Ce chapitre étoit composé de huit dignités qui pouvoient être possédées par d'autres que par les chanoines, et de cinquante-deux canonicats. Il y avoit en outre six vicaires perpétuels, dont deux titres avoient été unis au chapitre; deux vicaires de Saint-Agnan et un chapelain; huit bénéficiers chanoines de Saint-Jean-le-Rond, et dix de Saint-Denis-du-Pas. Ces bénéficiers, ainsi que tous les chapelains attachés à Notre-Dame, ne faisoient qu'un seul corps avec l'église de Paris[402].

La principale entrée du cloître étoit à côté de l'église cathédrale. On y voyoit, avant la révolution, une porte, laquelle avoit été construite en 1751[403], avec les matériaux et en partie sur l'emplacement de la petite église de Saint-Jean-le-Rond, dont nous allons parler.

SAINT-JEAN-LE-ROND.

On sait que les fonts baptismaux de l'église de Paris étoient jadis à Saint-Germain-le-Vieux, qui avoit alors le nom de Saint-Jean-Baptiste, et qu'ils furent depuis transportés plus près de la cathédrale, dans une chapelle bâtie pour cet usage. Cette chapelle, que l'on abattit en même temps que les anciennes églises de Notre-Dame et de Saint-Étienne, fut ensuite rebâtie et placée au bas de la tour septentrionale de la nouvelle basilique. On présume, que dans l'origine, elle étoit moins avancée vers l'occident; on sait du reste que le surnom qu'elle portoit ne venoit que de la forme ronde employée dans ces sortes d'édifices.

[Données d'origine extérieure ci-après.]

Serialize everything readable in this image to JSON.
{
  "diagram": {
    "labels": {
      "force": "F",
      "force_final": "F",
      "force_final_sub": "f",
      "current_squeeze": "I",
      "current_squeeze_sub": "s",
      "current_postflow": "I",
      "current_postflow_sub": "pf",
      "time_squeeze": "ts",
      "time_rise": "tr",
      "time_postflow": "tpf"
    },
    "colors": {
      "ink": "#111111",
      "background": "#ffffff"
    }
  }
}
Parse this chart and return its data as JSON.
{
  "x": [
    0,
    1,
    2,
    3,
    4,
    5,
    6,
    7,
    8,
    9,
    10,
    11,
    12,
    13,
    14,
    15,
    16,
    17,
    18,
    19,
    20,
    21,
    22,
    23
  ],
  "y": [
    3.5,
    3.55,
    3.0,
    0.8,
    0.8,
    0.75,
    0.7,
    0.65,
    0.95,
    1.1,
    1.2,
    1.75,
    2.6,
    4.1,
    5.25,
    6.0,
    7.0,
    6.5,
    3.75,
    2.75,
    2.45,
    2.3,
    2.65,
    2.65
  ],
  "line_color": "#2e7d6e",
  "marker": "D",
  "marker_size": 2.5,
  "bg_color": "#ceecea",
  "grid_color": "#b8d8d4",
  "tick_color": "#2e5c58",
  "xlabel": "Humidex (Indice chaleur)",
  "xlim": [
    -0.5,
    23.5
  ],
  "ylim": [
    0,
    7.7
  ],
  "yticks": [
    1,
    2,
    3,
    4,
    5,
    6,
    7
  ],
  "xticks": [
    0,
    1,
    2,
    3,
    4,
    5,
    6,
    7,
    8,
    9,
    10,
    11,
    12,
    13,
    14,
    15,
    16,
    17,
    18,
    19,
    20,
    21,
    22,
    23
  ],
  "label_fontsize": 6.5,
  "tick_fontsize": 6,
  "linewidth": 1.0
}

La bâtisse de Saint-Jean-le-Rond de Paris ne paroissoit être que du treizième siècle, et même le portail étoit beaucoup plus nouveau. Ce baptistère, que desservoient deux prêtres[404], fut pendant long-temps le seul qu'il y eût dans cette capitale; mais lorsque le nombre des citoyens eut fait multiplier celui des églises, et que chacune eut obtenu d'avoir son baptistère particulier, ces deux prêtres furent chargés de visiter les malades, d'inhumer les morts, et de célébrer, pendant une année, la messe pour les chanoines décédés. Ils jouissoient à cet effet du revenu annuel de la prébende de chaque chanoine défunt. Ces dispositions changèrent depuis: l'annuel fut transporté aux chanoines de Saint-Victor, et l'on indemnisa les deux prêtres par le don d'une prébende dans l'église de Notre-Dame, sous certaines conditions qui les maintenoient dans la dépendance du chapitre[405]. Dans la suite le nombre de ces desservants fut augmenté.

On a remarqué que cette église, et peut-être même l'entrée de la cathédrale étoient les lieux où se terminoient juridiquement certaines affaires ecclésiastiques, coutume qui rappeloit ce qui s'étoit pratiqué plus anciennement aux portiques des grandes églises. Il existe un ancien acte finissant par ces mots: Actæ sunt hæc in ecclesiâ Parisiensi apud cupas[406]. On lit aussi que les médecins se sont assemblés autrefois ad cupam nostræ Dominæ. Cette même église servoit de paroisse aux laïques logés dans le cloître Notre-Dame.